The formidable Tommy Lee Jones lets go with three choice comments during an interview with 02138‘s Richard Bradley — about Iraq and the draft, righties pushing for the building a border fence between the U.S. and Mexico, and the meaning of the ending of No Country for Old Men.
(1) Draft/Iraq: “About eight months ago, [New York Democratic congressman] Charlie Rangel came out advocating the reinstitution of the draft, and people were shocked. ‘Congressman Rangel,’ they said, ‘why would you argue for the reinstitution of the draft?’ He said, ‘It’s very simple. We have a volunteer army. We’re sending ’em back tour after tour after tour. We’re running our military into the ground, and if we would just reinstitute the draft so that it had some impact on American people — those who don’t do a lot of thinking — this war would be over in six months.’
“[And] think that’s right. We had the draft in ’68, we had a bullshit war, and it ultimately ended. And there were terrific repercussions throughout the government. The Bush administration has escaped those repercussions because the American people have a way to turn their head and say, “It doesn’t really affect my family. My daughter is in no threat of having her legs blown off. My son is in no threat of coming back with no face, no ears, no nose — because he didn’t volunteer.”
“If somebody were making them incur those risks, the votership might change radically.”
(2) Border Fence: “The idea of a fence between El Paso and Brownsville bears all the credibility and seriousness of flying saucers from Mars or leprechauns. Or any manner of malicious, paranoid superstition. In other words, it’s bullshit.
“[You hear the talk] and the talk is worth headlines, the talk is worth attention, and that might lead to votes. It’s a predatory approach to democracy by those who would instill fear and then propose themselves as a solution.
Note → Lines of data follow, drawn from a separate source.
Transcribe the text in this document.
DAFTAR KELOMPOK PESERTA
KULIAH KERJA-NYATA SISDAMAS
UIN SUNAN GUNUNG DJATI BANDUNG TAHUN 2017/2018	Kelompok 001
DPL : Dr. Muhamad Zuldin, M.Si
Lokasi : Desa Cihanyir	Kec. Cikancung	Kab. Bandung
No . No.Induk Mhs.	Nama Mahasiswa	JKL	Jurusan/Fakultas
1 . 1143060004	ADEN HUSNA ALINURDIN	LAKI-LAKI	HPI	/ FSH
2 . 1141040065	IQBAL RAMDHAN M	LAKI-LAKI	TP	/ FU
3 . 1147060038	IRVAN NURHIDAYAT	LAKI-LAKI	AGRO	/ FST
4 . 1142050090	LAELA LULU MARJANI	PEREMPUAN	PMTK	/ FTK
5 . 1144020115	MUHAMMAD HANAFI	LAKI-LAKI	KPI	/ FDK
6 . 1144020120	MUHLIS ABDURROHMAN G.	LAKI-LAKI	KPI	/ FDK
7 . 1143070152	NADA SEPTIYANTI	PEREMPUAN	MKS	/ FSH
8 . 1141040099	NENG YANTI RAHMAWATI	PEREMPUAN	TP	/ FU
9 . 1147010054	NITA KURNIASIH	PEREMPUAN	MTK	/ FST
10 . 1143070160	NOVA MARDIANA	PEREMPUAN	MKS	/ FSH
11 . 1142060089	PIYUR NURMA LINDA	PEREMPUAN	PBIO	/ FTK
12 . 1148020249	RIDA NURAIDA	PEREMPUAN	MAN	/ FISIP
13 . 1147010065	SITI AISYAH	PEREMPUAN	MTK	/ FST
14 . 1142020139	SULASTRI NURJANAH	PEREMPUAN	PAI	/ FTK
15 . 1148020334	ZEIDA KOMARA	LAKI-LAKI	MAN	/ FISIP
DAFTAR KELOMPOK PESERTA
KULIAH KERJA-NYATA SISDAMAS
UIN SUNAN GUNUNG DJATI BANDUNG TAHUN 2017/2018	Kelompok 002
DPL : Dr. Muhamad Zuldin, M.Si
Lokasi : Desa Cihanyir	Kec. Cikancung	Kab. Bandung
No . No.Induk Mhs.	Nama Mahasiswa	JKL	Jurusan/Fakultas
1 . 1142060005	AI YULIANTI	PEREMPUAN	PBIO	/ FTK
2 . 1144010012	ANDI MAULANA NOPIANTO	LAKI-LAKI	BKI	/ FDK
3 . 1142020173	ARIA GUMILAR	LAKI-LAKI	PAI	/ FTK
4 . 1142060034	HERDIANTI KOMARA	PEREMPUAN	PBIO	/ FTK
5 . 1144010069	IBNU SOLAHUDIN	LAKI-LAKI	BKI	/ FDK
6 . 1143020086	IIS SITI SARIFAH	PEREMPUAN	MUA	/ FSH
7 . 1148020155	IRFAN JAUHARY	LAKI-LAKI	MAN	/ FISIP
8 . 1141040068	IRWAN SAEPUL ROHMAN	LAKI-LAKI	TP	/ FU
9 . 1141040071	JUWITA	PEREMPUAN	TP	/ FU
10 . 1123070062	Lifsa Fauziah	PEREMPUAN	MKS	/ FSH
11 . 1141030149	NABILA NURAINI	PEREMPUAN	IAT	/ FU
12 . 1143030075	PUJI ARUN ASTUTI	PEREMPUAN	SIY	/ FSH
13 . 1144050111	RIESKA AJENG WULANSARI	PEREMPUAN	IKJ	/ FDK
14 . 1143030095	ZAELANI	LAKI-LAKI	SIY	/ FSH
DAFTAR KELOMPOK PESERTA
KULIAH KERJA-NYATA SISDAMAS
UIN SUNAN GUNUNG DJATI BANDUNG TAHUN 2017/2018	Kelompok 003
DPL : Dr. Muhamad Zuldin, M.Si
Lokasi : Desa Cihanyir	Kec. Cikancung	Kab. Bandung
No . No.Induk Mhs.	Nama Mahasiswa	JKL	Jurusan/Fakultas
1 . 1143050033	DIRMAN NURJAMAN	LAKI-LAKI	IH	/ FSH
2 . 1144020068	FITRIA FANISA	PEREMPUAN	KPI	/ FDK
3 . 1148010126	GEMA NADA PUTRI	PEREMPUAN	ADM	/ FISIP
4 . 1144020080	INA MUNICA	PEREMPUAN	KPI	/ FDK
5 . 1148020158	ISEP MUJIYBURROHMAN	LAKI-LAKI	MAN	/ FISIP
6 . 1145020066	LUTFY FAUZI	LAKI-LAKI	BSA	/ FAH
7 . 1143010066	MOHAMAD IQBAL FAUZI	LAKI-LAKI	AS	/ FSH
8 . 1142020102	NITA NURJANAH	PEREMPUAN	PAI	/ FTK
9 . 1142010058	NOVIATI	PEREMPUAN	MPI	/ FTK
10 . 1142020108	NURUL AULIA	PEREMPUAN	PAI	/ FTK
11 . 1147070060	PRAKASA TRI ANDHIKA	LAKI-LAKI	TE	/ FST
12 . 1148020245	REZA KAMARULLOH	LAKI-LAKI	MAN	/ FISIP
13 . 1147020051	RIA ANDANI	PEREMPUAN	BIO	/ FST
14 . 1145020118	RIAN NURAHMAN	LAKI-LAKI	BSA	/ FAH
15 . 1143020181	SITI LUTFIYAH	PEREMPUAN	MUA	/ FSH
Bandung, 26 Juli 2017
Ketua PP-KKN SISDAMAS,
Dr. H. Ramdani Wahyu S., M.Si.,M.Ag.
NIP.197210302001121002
It’s very destructive. Very, very destructive. And it’s the perfectly wrong thing to do.
“First of all, it won’t work. You can’t build a fence that I cannot get over, through, or under if I want to go to Mexico. In that [border] country, you cannot do it. It’s a complete folly. Ecologically, it’s a complete disaster, and sociologically, it’s a complete disaster. It’s an act of fascist madness.
“And the people who are being appealed to, the voterships that are removed from that country, are being spoken to as if it’s time to fence their backyard so the stray dog doesn’t get in. ‘Okay, let’s just build a fence.’ That’s as far removed from reality as can be, and entirely cynical by those who would manipulate these people. It’s a sad day for the democratic process to see people manipulated through fear and insecurity.”
(2) About No Country: “So there’s a lot of different ways of thinking about morality, is what we were saying last, and the conventional way is not always the right way. Morality might be bigger than you are. And I think the human being needs — I don’t know if he deserves, but needs — frequent reminders that the world ain’t flat and he’s not living in the center of the universe. I think that’s an important part about the last few moments in the movie.
“You’re asking me now about the last scene, which is essentially a speech by Ed Tom Bell recounting dreams about his father. And you have the feeling that Ed Tom is thinking about hope, about the future, and that no matter what evil might have transpired, or no matter what opportunities were lost for communication between father and son, or between brother and brother, sister and brother, that somewhere off ahead through the darkness and cold there’s a father who carried fire to create a warm place to welcome you. And that keeps you going, because you know he’ll be there.
“And after describing that beautiful picture, Ed Tom says, ‘And then I woke up.’ So, as always with Cormac, the question becomes more important than the answer. Was that dream an illusion or not?”